Aeneis zang VI

Uit Wikipedia, de vrije encyclopedie

Zang VI van de Aeneis is een bewerking van de tocht door de onderwereld uit HomerusOdyssee, en is van invloed geweest op de christelijke idee van het vagevuur, en later op Freuds droomanalyses. Het stuk bevat meerdere lagen, en laat zich op verschillende manieren analyseren: naar een morele, een filosofische, en een historische dimensie.

Zie vooral[bewerken | brontekst bewerken]

  • Aeneis voor een overzicht van het gehele epos.
  • Aeneas voor een uitvoerige beschrijving van de hoofdpersoon.

Synopsis van zang VI[bewerken | brontekst bewerken]

Toen Aeneas in Cumae aankwam, besloot hij om daar naar de Sibylle te gaan. Hij wist dat de Sibylle hem toegang kon verschaffen tot de Onderwereld. Zij vertelde hem dat hij zijn doel eens zou bereiken, maar dat hij daarvoor een oorlog moest beginnen. Zij adviseerde hem ook om nooit ontmoedigd te worden. Aeneas kondigde toen aan dat hij af zou dalen richting de Onderwereld opdat hij zijn vader kon ontmoeten. De Sibylle ging akkoord en liet hem de weg zien, nadat Aeneas een ritueel had ondergaan. Samen gingen ze naar een plek omgeven door duisternis, waar ze schaduwen van verschillende mythologische monsters ontmoetten. Terwijl ze dieper en dieper afdaalden, werd de rivier de Styx langzaamaan zichtbaar.

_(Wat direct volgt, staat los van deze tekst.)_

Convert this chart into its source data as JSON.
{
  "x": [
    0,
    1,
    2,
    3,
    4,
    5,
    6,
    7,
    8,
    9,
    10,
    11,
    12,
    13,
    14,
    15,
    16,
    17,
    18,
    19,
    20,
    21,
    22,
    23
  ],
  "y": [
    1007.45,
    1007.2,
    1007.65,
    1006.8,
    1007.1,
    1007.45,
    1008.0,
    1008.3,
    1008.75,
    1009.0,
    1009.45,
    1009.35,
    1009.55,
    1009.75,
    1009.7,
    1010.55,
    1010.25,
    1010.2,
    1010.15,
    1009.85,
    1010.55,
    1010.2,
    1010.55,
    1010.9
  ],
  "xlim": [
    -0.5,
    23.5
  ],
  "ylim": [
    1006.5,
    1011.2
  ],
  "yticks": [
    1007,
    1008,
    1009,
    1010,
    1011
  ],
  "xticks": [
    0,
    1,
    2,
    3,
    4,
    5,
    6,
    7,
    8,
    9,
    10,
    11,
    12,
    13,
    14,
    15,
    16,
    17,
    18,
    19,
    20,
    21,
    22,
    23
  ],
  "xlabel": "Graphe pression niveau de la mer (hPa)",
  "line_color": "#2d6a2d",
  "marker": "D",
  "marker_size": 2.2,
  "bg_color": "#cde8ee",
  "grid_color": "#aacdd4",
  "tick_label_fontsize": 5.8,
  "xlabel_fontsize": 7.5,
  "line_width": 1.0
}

Terwijl ze verschillende geesten zagen, vertelde de Sibylle hem dat dit de harten van doden waren geweest die niet begraven waren; zij waren verdoemd tot een zwerftocht van honderd jaar, voordat het hun toegestaan zou worden om de rivier over te steken.

Aeneas zag Palinurus, de stuurman die onlangs op de vaart uit Libye van het achterschip was gevallen en verdronken in zee. Palinurus vroeg Sybille op zijn beurt of hij met hen mee kon gaan naar de Onderwereld, zodat hij niet voor honderd jaar moest zwerven aan de oever van de Styx. De Sibylle weigerde maar stelde Palinurus gerust door te zeggen dat zijn gebeente met offers vereerd zal worden en dat de naam Palinurus eeuwig bewaard zal blijven in het gebied waar hij stierf, de Kaap Palinuro.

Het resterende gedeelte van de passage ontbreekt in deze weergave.